Ablation Study (QuadOcc)¶

Configuration	mIoU	Novel mIoU	Base mIoU
Baseline (OVO)	14.33	18.15	10.52
+ PsM	15.21	19.43	11.00
+ PsM + OCA	15.89	20.31	11.48
+ PsM + OCA + NMA (Full)	16.54	21.16	11.92

Key Findings¶

O3N under the open-vocabulary setting (mIoU 16.54) even surpasses certain fully supervised methods (e.g., SSCNet 14.60, LMSCNet 18.44).
Novel-class mIoU improves from 18.15 to 21.16 (+3.01), validating a significant enhancement in open-vocabulary capability.
The framework is generalizable: it also achieves improvement from 13.81 to 15.52 on the SGN-S backbone.
State-of-the-art results are also achieved on the Human360Occ dataset, validating cross-scene generalization.

Highlights & Insights¶

Originality: The paper is the first to define and address the omnidirectional open-vocabulary occupancy prediction task, unifying panoramic perception with open semantic prediction.
Geometry-Aware Design: The spiral scanning path of PsM naturally aligns with the information density distribution of panoramic imaging, constituting an elegant inductive bias.
Theoretical Elegance: NMA derives a closed-form solution via random walks, simultaneously avoiding the overfitting risk of gradient-based optimization and guaranteeing convergence.
Modular Generality: O3N can be plug-and-play integrated into various occupancy prediction architectures such as MonoScene and SGN.

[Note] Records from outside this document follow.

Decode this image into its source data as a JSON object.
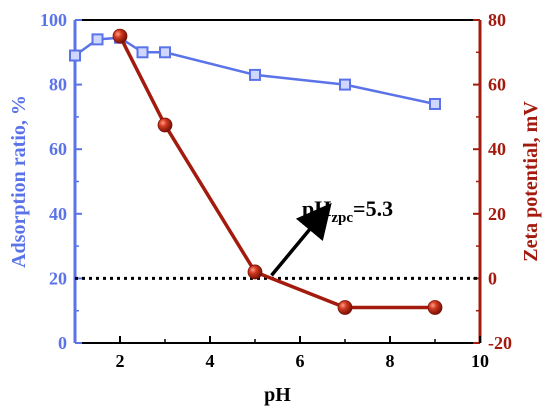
{
  "chart_data": {
    "type": "line",
    "title": "",
    "xlabel": "pH",
    "xlim": [
      1,
      10
    ],
    "x_ticks": [
      2,
      4,
      6,
      8,
      10
    ],
    "left_axis": {
      "label": "Adsorption ratio, %",
      "ylim": [
        0,
        100
      ],
      "ticks": [
        0,
        20,
        40,
        60,
        80,
        100
      ],
      "color": "#5b73e8"
    },
    "right_axis": {
      "label": "Zeta potential, mV",
      "ylim": [
        -20,
        80
      ],
      "ticks": [
        -20,
        0,
        20,
        40,
        60,
        80
      ],
      "color": "#a31b0e"
    },
    "series": [
      {
        "axis": "left",
        "color": "#5b73e8",
        "marker": "square",
        "x": [
          1,
          1.5,
          2,
          2.5,
          3,
          5,
          7,
          9
        ],
        "values": [
          89,
          94,
          94.5,
          90,
          90,
          83,
          80,
          74
        ]
      },
      {
        "axis": "right",
        "color": "#a31b0e",
        "marker": "sphere",
        "x": [
          2,
          3,
          5,
          7,
          9
        ],
        "values": [
          75,
          47.5,
          2,
          -9,
          -9
        ]
      }
    ],
    "reference_line": {
      "axis": "right",
      "y": 0,
      "style": "dotted"
    },
    "annotation": {
      "base": "pH",
      "subscript": "zpc",
      "value": "=5.3",
      "x": 5.3,
      "y": 0
    },
    "grid": false
  }
}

Limitations & Future Work¶

The absolute performance on novel classes remains low (e.g., vehicle at only 0.52 mIoU), and recognition of extremely rare classes remains challenging.
Base-class performance degrades under the open-vocabulary setting compared to fully supervised methods, indicating a persistent trade-off between open-vocabulary capability and closed-set accuracy.
Validation is limited to panoramic datasets; extension to multi-camera inputs has not been explored.
Computational overhead analysis is insufficient, and real-time feasibility for practical deployment requires further evaluation.

OVO (Tan et al., 2023): A pioneer in open-vocabulary occupancy prediction; this paper builds upon it by introducing omnidirectional perception and cost aggregation improvements.
CAT-Seg (Cho et al., 2024): The cost aggregation idea from 2D open-vocabulary segmentation is extended in this paper to 3D voxel space.
OneOcc (Shi et al., 2025): The state-of-the-art in omnidirectional fully supervised occupancy prediction, providing baselines and datasets for this paper.
Insight: The paradigm of replacing direct feature alignment with cost aggregation merits broader adoption in other cross-modal tasks.

Rating (⭐)¶

Dimension	Rating
Novelty	⭐⭐⭐⭐
Technical Depth	⭐⭐⭐⭐
Experimental Thoroughness	⭐⭐⭐⭐
Writing Quality	⭐⭐⭐⭐
Value	⭐⭐⭐
Overall	⭐⭐⭐⭐